One of the most critically acclaimed games at the time was God of War, a bloody, fast-paced action title based on Roman mythology. Early in the game the malevolent hero arises out of bed, leaving behind two topless women with which he presumably spent the night. While most players may have walked out of the bedroom and started the next game level, you actually have the option to come back to the bed. The women will let out an innocent giggle as the bald-headed warrior climbs in between the sheets. The camera slowly pans to a Roman vase sitting precariously on the edge of a nearby nightstand. The game shows you a series of buttons to press. Each successful hit will let out a breathless female gasp followed by a gruff hero grunt. The mini-game ends when the vase, shaken by the bed knocking, breaks on the floor. A 2007 sequel had a similar sequence in a medieval bathhouse. Both received a Mature rating, the equivalent of a movie R. The PlayStation 2 games were released by Sony, a company that, about 35 years earlier, lost the VCR war to VHS because Beta lacked porn.

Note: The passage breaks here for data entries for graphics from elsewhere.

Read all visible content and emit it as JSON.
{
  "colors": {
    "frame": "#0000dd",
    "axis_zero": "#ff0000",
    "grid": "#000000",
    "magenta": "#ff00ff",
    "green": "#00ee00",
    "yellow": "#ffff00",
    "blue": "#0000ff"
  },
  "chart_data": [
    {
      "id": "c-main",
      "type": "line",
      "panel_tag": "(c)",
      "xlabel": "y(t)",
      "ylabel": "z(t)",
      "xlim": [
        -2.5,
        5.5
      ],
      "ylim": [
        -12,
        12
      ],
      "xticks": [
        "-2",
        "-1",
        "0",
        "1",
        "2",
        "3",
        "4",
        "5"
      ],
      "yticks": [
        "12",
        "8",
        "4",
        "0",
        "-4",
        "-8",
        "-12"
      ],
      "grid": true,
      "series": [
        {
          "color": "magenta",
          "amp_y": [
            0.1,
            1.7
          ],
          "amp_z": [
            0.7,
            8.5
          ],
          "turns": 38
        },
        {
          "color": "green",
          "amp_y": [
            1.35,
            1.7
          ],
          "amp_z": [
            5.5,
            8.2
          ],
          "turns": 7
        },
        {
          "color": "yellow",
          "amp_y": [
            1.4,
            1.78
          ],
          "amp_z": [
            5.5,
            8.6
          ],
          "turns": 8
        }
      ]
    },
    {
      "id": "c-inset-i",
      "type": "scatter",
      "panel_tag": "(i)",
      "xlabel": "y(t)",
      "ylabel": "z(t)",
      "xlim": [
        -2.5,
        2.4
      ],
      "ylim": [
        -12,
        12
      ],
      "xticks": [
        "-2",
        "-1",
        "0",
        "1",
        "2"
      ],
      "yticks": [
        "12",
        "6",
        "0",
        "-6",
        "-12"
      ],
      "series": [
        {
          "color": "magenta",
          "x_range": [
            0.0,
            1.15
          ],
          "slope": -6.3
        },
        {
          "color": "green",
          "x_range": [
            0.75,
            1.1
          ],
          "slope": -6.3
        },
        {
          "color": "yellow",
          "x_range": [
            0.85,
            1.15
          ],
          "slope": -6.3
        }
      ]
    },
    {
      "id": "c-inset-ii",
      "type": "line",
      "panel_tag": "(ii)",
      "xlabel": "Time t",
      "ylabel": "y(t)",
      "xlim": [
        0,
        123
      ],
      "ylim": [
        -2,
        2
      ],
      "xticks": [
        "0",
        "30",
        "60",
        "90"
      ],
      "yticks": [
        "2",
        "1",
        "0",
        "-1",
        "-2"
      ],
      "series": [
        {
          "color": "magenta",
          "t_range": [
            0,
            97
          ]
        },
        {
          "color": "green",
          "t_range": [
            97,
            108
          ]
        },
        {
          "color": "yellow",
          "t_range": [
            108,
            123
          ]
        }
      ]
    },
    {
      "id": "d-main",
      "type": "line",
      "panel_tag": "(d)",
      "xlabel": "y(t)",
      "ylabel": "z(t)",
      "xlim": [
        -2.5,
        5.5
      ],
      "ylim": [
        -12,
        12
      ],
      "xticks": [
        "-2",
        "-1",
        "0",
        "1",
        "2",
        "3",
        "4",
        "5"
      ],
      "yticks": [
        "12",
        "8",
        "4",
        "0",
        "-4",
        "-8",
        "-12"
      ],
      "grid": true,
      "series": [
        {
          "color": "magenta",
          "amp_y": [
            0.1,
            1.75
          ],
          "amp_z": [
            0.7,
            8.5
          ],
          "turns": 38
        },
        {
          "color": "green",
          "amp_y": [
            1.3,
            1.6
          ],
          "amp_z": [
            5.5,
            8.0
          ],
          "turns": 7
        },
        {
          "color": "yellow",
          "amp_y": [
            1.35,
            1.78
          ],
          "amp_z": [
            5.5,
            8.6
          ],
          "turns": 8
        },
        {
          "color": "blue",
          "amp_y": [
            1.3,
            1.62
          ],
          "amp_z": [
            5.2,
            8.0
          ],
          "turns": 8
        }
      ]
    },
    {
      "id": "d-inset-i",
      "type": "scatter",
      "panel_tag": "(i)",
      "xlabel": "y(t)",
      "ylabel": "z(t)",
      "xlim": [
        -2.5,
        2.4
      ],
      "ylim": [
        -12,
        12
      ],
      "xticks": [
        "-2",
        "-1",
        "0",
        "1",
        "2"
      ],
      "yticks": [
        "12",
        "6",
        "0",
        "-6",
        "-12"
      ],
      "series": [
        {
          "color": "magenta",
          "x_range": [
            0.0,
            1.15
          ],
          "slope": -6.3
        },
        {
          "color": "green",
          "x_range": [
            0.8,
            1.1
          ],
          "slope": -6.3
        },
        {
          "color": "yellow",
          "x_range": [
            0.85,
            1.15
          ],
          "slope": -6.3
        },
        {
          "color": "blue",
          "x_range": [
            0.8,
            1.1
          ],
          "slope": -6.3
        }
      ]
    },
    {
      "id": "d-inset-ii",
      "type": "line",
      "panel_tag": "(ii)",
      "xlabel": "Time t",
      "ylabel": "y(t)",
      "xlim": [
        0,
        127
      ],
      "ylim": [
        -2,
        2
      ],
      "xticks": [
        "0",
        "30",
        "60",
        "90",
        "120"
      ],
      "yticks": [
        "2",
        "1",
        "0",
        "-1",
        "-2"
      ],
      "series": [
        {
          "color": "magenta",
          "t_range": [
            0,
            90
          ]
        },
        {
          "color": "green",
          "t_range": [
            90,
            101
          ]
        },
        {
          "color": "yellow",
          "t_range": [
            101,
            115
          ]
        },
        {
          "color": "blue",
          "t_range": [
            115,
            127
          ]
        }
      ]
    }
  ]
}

Microsoft also took risks with its Mature-rated XBox 360 title Mass Effect, a game that was banned in Singapore before it was even released. (The country would later lift the ban, perhaps because of pressure from the multimedia giant.) Built like a dynamic sci-fi novel, Mass Effect allows you to create a space military character from scratch, visit different solar systems and explore hundreds of possible storylines and outcomes. Each decision you make sends you on a different path.

The developers released early video footage of the game to the press. "I see the sadness behind your eyes," a female alien with well-braided cornrows and sensitive eyes says to you. "It tells a story that makes me want to weep. Pain and loss. But it drives you! Makes you strong. You never hide your strength, either. It serves you well, terrifies your foes. Few will dare to stand against you. This may be who you are, but this is not who you will become. It only forms the basis for your future greatness. Remember these words when doubt descends, Commander." Your character, a tough blonde with close-cropped hair, stutters over her words. The alien touches her face. "Close your eyes and relax, Commander." The game closes in on their faces, the Commander standing in front of the alien while she makes an expression of subtle ecstasy. The scene ends with a close-up of the alien's blue arm, thrown against the bedpost in a fit of passion and then sensuously brought down, as if gone limp. Mass Effect was released on November 20, 2007. Aside from the Singapore ban, the game did not bring any major protests or political speeches, nor were any hidden sex games or secret naked scenes revealed later. There were no million-dollar recalls nor any lawsuits from concerned parents.